El camino a la reconciliación de los colombianos se vislumbra prolongado y tortuoso. La eliminación sistemática de líderes comunitarios y también de excombatientes de las Farc, a los que se suman los actos de intolerancia organizados contra quienes dejaron las armas y tratan de obtener el apoyo ciudadano en las urnas, son claros obstáculos para alcanzarla. La reconciliación es un proceso necesario para evitar la trasmisión intergeneracional del odio y el deseo de venganza, la polarización y la negación de la humanidad del otro.
En Colombia, como ha ocurrido en otros países, este proceso será difícil, porque en la medida en que una sociedad se polariza, muchas personas evidencian problemas para imaginar los detalles de la existencia cotidiana sin las amenazas y temores del pasado. Algunos grupos han construido su identidad política con base en el conflicto. Ellos se apegan a demandas jurídicas o sociales que mantienen situaciones conflictivas, buscan deslegitimar al oponente y negar así la posibilidad de desarrollar relaciones pacíficas.

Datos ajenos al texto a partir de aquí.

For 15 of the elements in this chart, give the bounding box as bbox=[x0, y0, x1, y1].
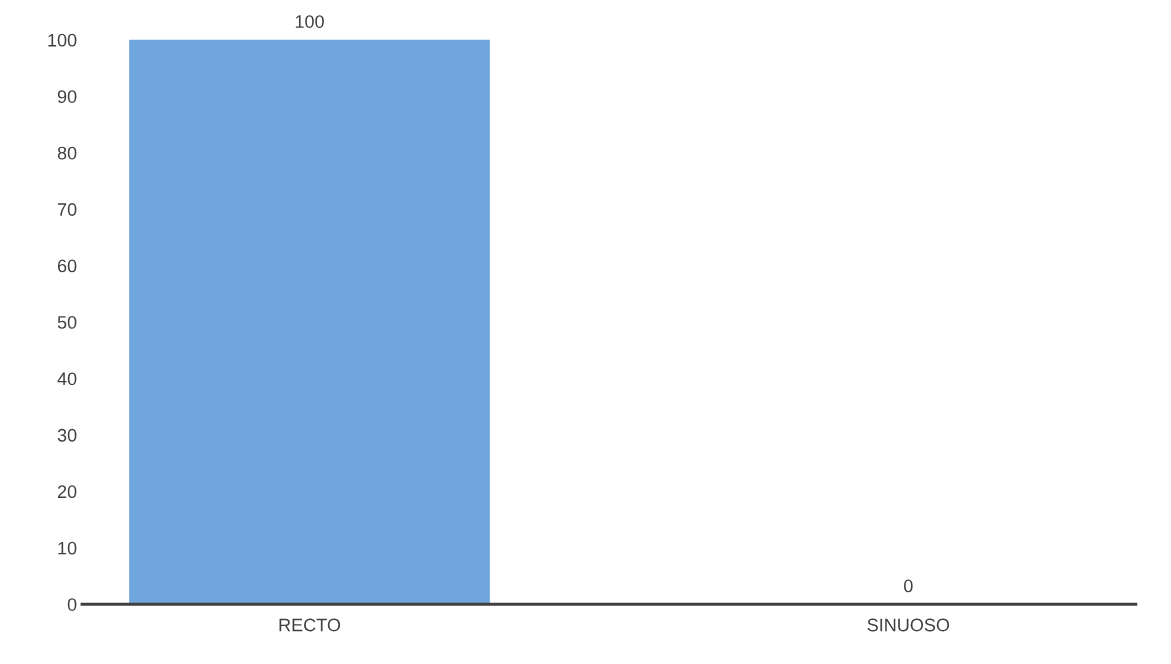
y-tick-label: 100 bbox=[48, 33, 77, 47]
y-tick-label: 40 bbox=[57, 372, 77, 386]
y-tick-label: 50 bbox=[57, 315, 77, 329]
y-tick-label: 20 bbox=[57, 485, 77, 499]
y-tick-label: 30 bbox=[57, 428, 77, 442]
data-label: 100 bbox=[295, 15, 324, 28]
y-tick-label: 0 bbox=[67, 598, 77, 611]
y-tick-label: 70 bbox=[57, 203, 77, 216]
y-tick-label: 60 bbox=[57, 259, 77, 273]
x-tick-label: SINUOSO bbox=[867, 618, 950, 632]
y-tick-label: 80 bbox=[57, 146, 77, 160]
x-tick-label: RECTO bbox=[279, 618, 341, 632]
y-tick-label: 10 bbox=[58, 541, 77, 555]
y-tick-label: 90 bbox=[57, 90, 77, 103]
data-label: 0 bbox=[904, 579, 913, 593]
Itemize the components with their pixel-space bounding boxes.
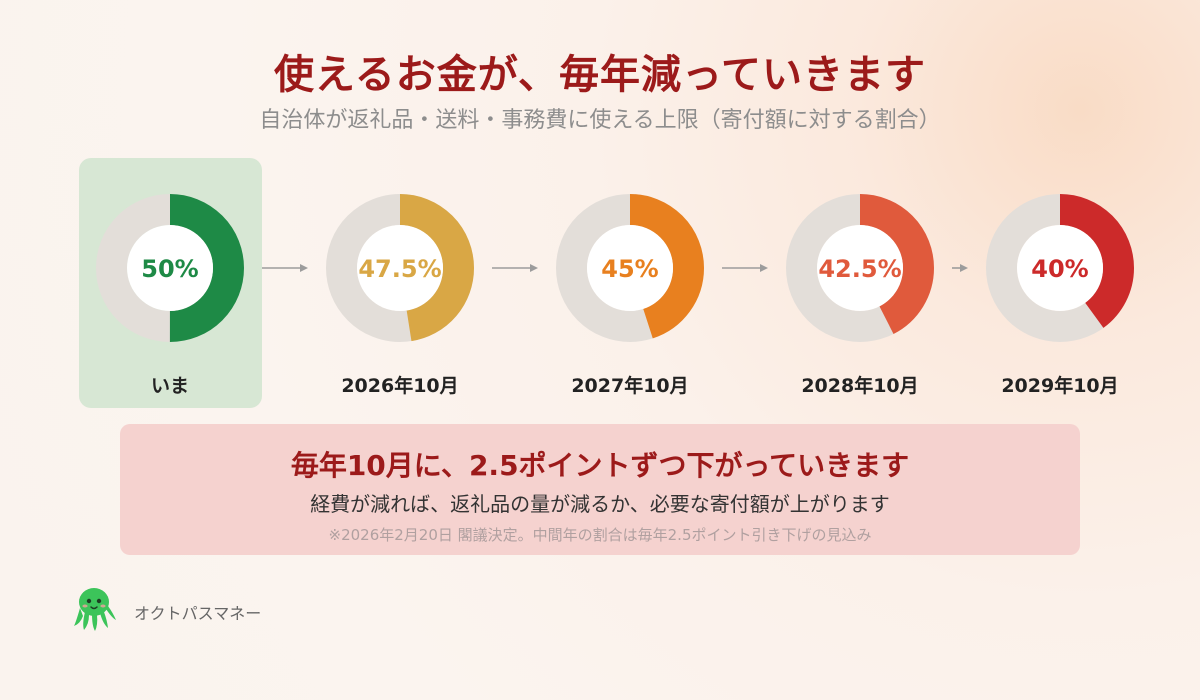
donut-center (127, 225, 213, 311)
donut-center (817, 225, 903, 311)
donut-category-label: 2029年10月 (1001, 374, 1118, 397)
donut-value-arc (786, 194, 934, 342)
callout-body: 経費が減れば、返礼品の量が減るか、必要な寄付額が上がります (310, 492, 890, 516)
page-subtitle: 自治体が返礼品・送料・事務費に使える上限（寄付額に対する割合） (259, 108, 941, 133)
callout-box: 毎年10月に、2.5ポイントずつ下がっていきます 経費が減れば、返礼品の量が減る… (120, 424, 1080, 555)
donut-value-arc (986, 194, 1134, 342)
arrow-head-icon (760, 264, 768, 272)
arrow-head-icon (960, 264, 968, 272)
arrow-head-icon (300, 264, 308, 272)
donut-category-label: 2026年10月 (341, 374, 458, 397)
donut-center (357, 225, 443, 311)
octopus-mascot-icon (74, 588, 116, 631)
donut-center (1017, 225, 1103, 311)
donut-value-label: 42.5% (818, 255, 901, 283)
donut-value-label: 50% (141, 255, 198, 283)
donut-category-label: 2028年10月 (801, 374, 918, 397)
donut-center (587, 225, 673, 311)
brand-name: オクトパスマネー (134, 604, 262, 623)
donut-value-label: 40% (1031, 255, 1088, 283)
arrow-head-icon (530, 264, 538, 272)
donut-category-label: 2027年10月 (571, 374, 688, 397)
donut-category-label: いま (151, 375, 189, 397)
donut-value-arc (326, 194, 474, 342)
donut-value-label: 45% (601, 255, 658, 283)
callout-headline: 毎年10月に、2.5ポイントずつ下がっていきます (290, 449, 910, 482)
donut-value-arc (96, 194, 244, 342)
callout-note: ※2026年2月20日 閣議決定。中間年の割合は毎年2.5ポイント引き下げの見込… (328, 526, 872, 544)
page-title: 使えるお金が、毎年減っていきます (274, 52, 926, 98)
donut-value-arc (556, 194, 704, 342)
donut-chart: 50% いま 47.5% 2026年10月 45% 2027年10月 42.5% 2028年1… (96, 194, 1134, 397)
donut-value-label: 47.5% (358, 255, 441, 283)
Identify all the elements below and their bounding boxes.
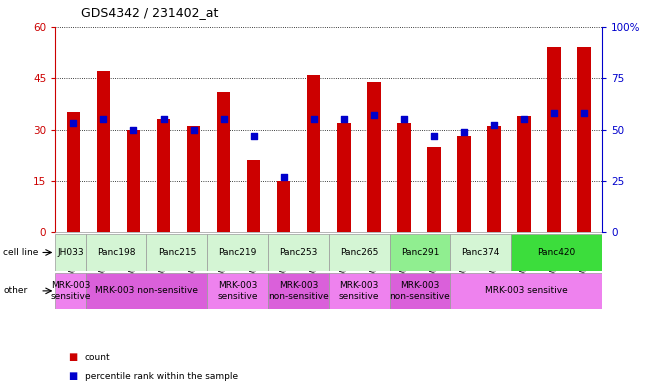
Bar: [389, 234, 450, 271]
Bar: [329, 273, 389, 309]
Text: Panc265: Panc265: [340, 248, 378, 257]
Bar: [268, 234, 329, 271]
Text: ■: ■: [68, 371, 77, 381]
Bar: [217, 92, 230, 232]
Text: Panc215: Panc215: [158, 248, 196, 257]
Bar: [247, 161, 260, 232]
Bar: [127, 130, 140, 232]
Text: MRK-003 sensitive: MRK-003 sensitive: [485, 286, 568, 295]
Point: [519, 116, 529, 122]
Point: [489, 122, 499, 129]
Bar: [367, 82, 381, 232]
Bar: [277, 181, 290, 232]
Bar: [450, 234, 511, 271]
Point: [339, 116, 349, 122]
Bar: [577, 47, 591, 232]
Point: [398, 116, 409, 122]
Text: MRK-003
non-sensitive: MRK-003 non-sensitive: [268, 281, 329, 301]
Bar: [207, 273, 268, 309]
Text: Panc253: Panc253: [279, 248, 318, 257]
Text: count: count: [85, 353, 110, 362]
Text: percentile rank within the sample: percentile rank within the sample: [85, 372, 238, 381]
Bar: [66, 113, 80, 232]
Text: JH033: JH033: [57, 248, 84, 257]
Text: Panc219: Panc219: [219, 248, 256, 257]
Point: [368, 112, 379, 118]
Bar: [207, 234, 268, 271]
Text: cell line: cell line: [3, 248, 38, 257]
Bar: [329, 234, 389, 271]
Bar: [427, 147, 441, 232]
Bar: [86, 234, 146, 271]
Point: [309, 116, 319, 122]
Point: [429, 133, 439, 139]
Point: [158, 116, 169, 122]
Bar: [86, 273, 207, 309]
Text: MRK-003
sensitive: MRK-003 sensitive: [50, 281, 90, 301]
Text: MRK-003 non-sensitive: MRK-003 non-sensitive: [95, 286, 198, 295]
Text: Panc374: Panc374: [462, 248, 500, 257]
Point: [188, 127, 199, 133]
Point: [218, 116, 229, 122]
Text: ■: ■: [68, 352, 77, 362]
Bar: [397, 123, 411, 232]
Bar: [96, 71, 110, 232]
Bar: [487, 126, 501, 232]
Point: [579, 110, 589, 116]
Text: MRK-003
sensitive: MRK-003 sensitive: [339, 281, 380, 301]
Point: [98, 116, 109, 122]
Point: [249, 133, 259, 139]
Bar: [55, 273, 86, 309]
Point: [128, 127, 139, 133]
Text: Panc420: Panc420: [538, 248, 575, 257]
Bar: [450, 273, 602, 309]
Text: Panc291: Panc291: [401, 248, 439, 257]
Point: [549, 110, 559, 116]
Bar: [268, 273, 329, 309]
Bar: [307, 75, 320, 232]
Bar: [55, 234, 86, 271]
Bar: [187, 126, 201, 232]
Text: MRK-003
non-sensitive: MRK-003 non-sensitive: [389, 281, 450, 301]
Point: [459, 129, 469, 135]
Text: MRK-003
sensitive: MRK-003 sensitive: [217, 281, 258, 301]
Bar: [518, 116, 531, 232]
Bar: [146, 234, 207, 271]
Point: [68, 120, 79, 126]
Bar: [457, 136, 471, 232]
Text: GDS4342 / 231402_at: GDS4342 / 231402_at: [81, 6, 219, 19]
Point: [279, 174, 289, 180]
Bar: [337, 123, 350, 232]
Text: Panc198: Panc198: [97, 248, 135, 257]
Bar: [547, 47, 561, 232]
Bar: [511, 234, 602, 271]
Bar: [389, 273, 450, 309]
Text: other: other: [3, 286, 27, 295]
Bar: [157, 119, 171, 232]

En su ensayo Leadership and Reconciliation, autores como David Bargal y Emmanuel Sivan consideran que para marchar hacia la reconciliación es clave la capacidad de los líderes de mostrar convicción, reafirmar confianza, hacer cumplir los compromisos y evidenciar las consecuencias éticas de sus decisiones en favor de la paz. En contraste, en la guerra de los Balcanes algunos líderes fomentaron entre sus seguidores el surgimiento de orientaciones emocionales como el miedo, la ira y el odio. Interesados en ganancias políticas de corto plazo, jugaron con la necesidad de apego de sus prosélitos y su vulnerabilidad a las afirmaciones de que los símbolos de su identidad grupal estaban en riesgo.
La reconciliación es un proceso que requiere de voluntad, organización y esfuerzos para superar los obstáculos. Por ello preocupa el anuncio de que los puntos pactados en el Acuerdo de Paz sólo se han cumplido en poco más del 18 %. Aunque ella puede ser alcanzada como resultado de los acuerdos, no debe ser considerada como un sustituto de estos. En el centro de los conflictos se encuentran diferencias reales e intereses concretos, y para su finalización se han pactado compromisos de naturaleza diversa que deben cumplirse de la manera más completa posible, en consecuencia, no podemos esperar que la reconciliación pueda hacer todo ese trabajo por sí misma.
La reconciliación conlleva un reordenamiento emocional y cognitivo, que permite el desarrollo de una nueva relación entre antiguos enemigos. La reconciliación, sin embargo, no puede ser impuesta y tampoco debe ser prematura. Las personas y los grupos de víctimas pueden alegar el derecho a no reconciliarse. Debemos comprender que ella es un proceso que actúa a nivel interpersonal e intergrupal y requiere de tiempos, pues usualmente su resultado no involucra a todos ni es simultáneo. Los especialistas la definen como la marcha gradual de una sociedad que parte de un pasado dividido, basado en el agravio y la violencia, hacia un futuro compartido fundado en la confianza, la verdad, la justicia, el respeto y la seguridad.